One of my favorite hobbies is playing board and card games. There’s something I find very entertaining about studying an arbitrary set of game rules and understanding how to play the game well. It’s an intellectual exercise not dissimilar from trading. You might think, then, that there would be a lot of good economics or trading based board games out there. But in my experience there aren’t. Now, I should be specific about what I think constitutes a good game:
- Fairness and functionality. If the game isn’t fair to all players or doesn’t function right or you can’t figure out the rules then that’s no good.
- Emergent behavior. I think good games behave in ways that aren’t obvious from just reading the rules. A good example would be knock gin – the rules say that you can end the game with un-melded cards by “knocking” for fewer points. What’s not clear from the rules is that this allows defensive cards to be held to prevent your opponent from making melds. Sophisticated play emerges from a simple rule. That’s good.
- Strategic depth. Good games have layers of strategic depth akin to the layers of an onion. Learn one level of strategy, start playing against better opponents, and the next level presents itself.
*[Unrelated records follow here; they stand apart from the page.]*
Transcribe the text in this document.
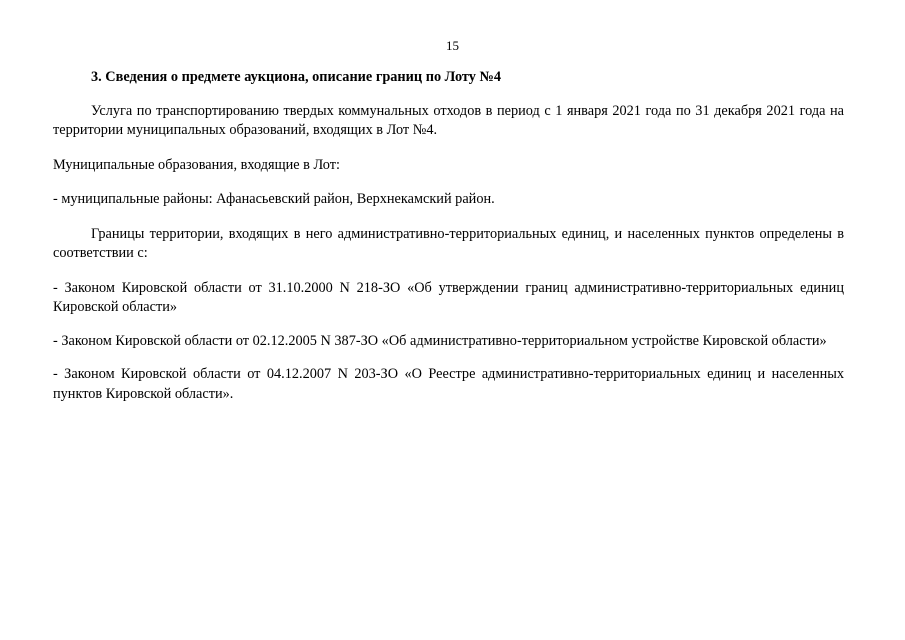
15

3. Сведения о предмете аукциона, описание границ по Лоту №4

Услуга по транспортированию твердых коммунальных отходов в период с 1 января 2021 года по 31 декабря 2021 года на территории муниципальных образований, входящих в Лот №4.

Муниципальные образования, входящие в Лот:

- муниципальные районы: Афанасьевский район, Верхнекамский район.

Границы территории, входящих в него административно-территориальных единиц, и населенных пунктов определены в соответствии с:

- Законом Кировской области от 31.10.2000 N 218-ЗО «Об утверждении границ административно-территориальных единиц Кировской области»
- Законом Кировской области от 02.12.2005 N 387-ЗО «Об административно-территориальном устройстве Кировской области»
- Законом Кировской области от 04.12.2007 N 203-ЗО «О Реестре административно-территориальных единиц и населенных пунктов Кировской области».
In the very best games, this extends all the way to the highest levels of play and beyond – the best 5 players at any given form of poker are far better than the next 5, for example.
I’m happy to report that by accident I stumbled into an economics/trading game that is in fact a good game: Container.
Like many small-shop board games, it’s a little rough around the edges – it would have benefited immensely from pieces where you could easily tell the colors apart for example. But the underlying game is wonderful. The basic mechanics are simple – produce containers of trade goods, warehouse them, ship them, and sell them. What makes the game so good is the amazing variety of strategies and real world economic features that arise from those simple options. In a given game you can expect to see the forming and breaking of cartels, the differences in efficiency between negotiated and auction markets, game theoretic approaches to the pricing of goods, shortages and gluts, and many more real world economic features. Seeing all this arise from the simple rules of buying and selling is pretty cool.
A couple of caveats: container really needs either 4 or 5 players to run well. It’s playable with 3, but not very good in my opinion. Also, it really needs adult (or at least high school age) players, and pretty nerdy ones at that – experience in game theory is very helpful. But if you have the right kind of players, I think it may well be the best economic game on the market. Unfortunately it’s a little hard to find (Amazon doesn’t have it, for example), but you can find dealers that stock it on the Valley Games website.